As a striking example, we consider the two seven-transmembrane proteins:
recently discovered Rubrobacter xylanophilus rhodopsin (RxR) and long-known bacteriorhodopsin from Halobacterium salinarum (HsBR). They commonly function
as a light-driven proton pump across the membrane. Though their sequence
similarity and identity are ∼71 and ∼45%, respectively,
RxR is much more thermostable than HsBR. In this study, we solve the
three-dimensional structure of RxR using X-ray crystallography and
find that the backbone structures of RxR and HsBR are surprisingly
similar to each other: The root-mean-square deviation for the two
structures calculated using the backbone Cα atoms
of the seven helices is only 0.86 Å, which makes the large stability
difference more puzzling.
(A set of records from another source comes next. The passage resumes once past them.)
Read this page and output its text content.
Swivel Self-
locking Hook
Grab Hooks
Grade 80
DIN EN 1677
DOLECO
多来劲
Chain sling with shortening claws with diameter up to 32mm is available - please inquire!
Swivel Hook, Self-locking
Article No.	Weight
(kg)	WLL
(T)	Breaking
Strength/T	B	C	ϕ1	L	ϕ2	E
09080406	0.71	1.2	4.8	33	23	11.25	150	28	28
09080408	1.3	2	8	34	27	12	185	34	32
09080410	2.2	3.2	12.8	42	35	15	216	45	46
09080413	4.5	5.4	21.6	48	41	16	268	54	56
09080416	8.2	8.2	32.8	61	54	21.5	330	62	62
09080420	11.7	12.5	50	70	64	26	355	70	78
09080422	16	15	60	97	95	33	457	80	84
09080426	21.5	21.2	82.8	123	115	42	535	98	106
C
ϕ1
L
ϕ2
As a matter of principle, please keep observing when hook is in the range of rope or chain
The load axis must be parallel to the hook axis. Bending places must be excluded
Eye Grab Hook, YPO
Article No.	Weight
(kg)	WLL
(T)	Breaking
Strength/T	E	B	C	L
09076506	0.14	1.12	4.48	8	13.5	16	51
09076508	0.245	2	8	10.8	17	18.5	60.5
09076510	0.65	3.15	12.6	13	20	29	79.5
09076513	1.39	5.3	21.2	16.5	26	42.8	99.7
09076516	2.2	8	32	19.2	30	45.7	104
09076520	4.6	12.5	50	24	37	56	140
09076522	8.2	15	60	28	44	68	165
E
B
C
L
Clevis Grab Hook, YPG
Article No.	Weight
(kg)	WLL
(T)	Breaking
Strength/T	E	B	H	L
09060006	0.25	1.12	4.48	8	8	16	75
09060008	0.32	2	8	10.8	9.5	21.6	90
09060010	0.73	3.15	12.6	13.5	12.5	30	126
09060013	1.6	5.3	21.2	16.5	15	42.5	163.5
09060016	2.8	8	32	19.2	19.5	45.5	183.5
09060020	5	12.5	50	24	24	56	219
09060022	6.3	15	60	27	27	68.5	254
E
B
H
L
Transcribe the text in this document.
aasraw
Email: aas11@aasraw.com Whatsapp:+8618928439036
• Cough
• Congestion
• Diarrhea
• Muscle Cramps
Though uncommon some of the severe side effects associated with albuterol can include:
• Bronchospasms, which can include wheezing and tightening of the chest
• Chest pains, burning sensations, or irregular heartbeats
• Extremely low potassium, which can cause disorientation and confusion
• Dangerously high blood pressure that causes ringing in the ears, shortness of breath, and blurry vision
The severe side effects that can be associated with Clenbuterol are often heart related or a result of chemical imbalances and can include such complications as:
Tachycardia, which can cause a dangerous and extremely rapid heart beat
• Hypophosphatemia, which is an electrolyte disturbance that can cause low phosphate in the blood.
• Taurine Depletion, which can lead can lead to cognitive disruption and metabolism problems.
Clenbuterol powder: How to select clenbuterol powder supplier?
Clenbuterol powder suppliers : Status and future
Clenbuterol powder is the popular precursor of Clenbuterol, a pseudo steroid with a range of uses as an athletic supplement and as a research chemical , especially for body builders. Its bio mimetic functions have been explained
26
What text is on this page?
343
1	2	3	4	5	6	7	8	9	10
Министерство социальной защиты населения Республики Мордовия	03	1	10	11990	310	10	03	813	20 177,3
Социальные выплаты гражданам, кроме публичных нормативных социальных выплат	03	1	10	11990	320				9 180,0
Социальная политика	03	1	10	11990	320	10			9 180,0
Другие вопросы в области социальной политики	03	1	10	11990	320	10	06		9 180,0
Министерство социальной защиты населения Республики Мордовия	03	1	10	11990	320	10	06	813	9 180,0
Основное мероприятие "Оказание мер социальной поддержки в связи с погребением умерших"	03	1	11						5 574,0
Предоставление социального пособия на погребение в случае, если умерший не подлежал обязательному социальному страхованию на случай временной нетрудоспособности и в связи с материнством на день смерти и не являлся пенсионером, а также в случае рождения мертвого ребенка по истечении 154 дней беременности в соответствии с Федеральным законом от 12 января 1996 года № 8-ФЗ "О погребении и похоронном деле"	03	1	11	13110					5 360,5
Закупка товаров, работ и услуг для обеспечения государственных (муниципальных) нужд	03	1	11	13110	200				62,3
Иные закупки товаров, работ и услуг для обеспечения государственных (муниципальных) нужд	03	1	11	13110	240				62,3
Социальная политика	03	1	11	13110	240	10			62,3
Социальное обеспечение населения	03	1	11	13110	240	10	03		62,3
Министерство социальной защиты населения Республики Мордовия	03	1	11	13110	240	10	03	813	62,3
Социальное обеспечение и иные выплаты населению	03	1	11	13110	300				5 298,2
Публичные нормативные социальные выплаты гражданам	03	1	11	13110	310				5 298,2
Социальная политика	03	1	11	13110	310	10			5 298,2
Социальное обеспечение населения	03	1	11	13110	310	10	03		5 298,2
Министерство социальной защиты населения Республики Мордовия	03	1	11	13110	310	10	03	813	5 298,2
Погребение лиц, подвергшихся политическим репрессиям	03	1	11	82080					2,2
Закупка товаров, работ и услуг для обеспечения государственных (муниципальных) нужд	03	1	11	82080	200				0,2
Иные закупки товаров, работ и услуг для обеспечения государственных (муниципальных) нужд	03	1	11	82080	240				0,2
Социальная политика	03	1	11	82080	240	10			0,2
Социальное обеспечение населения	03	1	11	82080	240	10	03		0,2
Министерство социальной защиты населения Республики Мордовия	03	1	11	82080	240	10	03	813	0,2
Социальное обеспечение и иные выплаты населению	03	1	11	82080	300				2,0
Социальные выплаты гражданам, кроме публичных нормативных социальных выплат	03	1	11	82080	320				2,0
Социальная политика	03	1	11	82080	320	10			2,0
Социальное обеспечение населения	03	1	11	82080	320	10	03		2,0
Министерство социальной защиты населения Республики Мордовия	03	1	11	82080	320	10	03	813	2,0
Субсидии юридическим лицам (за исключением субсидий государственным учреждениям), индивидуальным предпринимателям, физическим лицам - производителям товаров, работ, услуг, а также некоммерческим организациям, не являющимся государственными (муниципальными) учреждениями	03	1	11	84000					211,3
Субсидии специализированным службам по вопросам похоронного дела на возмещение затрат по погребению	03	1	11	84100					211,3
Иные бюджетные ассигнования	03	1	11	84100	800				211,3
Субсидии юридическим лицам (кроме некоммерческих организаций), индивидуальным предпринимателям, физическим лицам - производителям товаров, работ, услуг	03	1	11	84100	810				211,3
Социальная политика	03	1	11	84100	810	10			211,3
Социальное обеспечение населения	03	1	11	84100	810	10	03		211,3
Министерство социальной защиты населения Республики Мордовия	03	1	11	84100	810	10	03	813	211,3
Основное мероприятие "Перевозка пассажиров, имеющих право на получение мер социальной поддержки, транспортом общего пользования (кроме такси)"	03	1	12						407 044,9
We calculate the thermostability measure
and its energetic and entropic components for RxR and HsBR using our
recently developed statistical-mechanical theory. The same type of
calculation is independently performed for the portions playing essential
roles in the proton-pumping function, helices 3 and 7, and their structural
properties are related to the probable roles of water molecules in
the proton-transporting mechanism. We succeed in elucidating how RxR
realizes its exceptionally high stability with the original function
being retained. This study provides an important first step toward
the establishment of a method correlating microscopic, geometric characteristics
of a protein with its thermodynamic properties and enhancing the thermostability
through amino-acid mutations without vitiating the original function.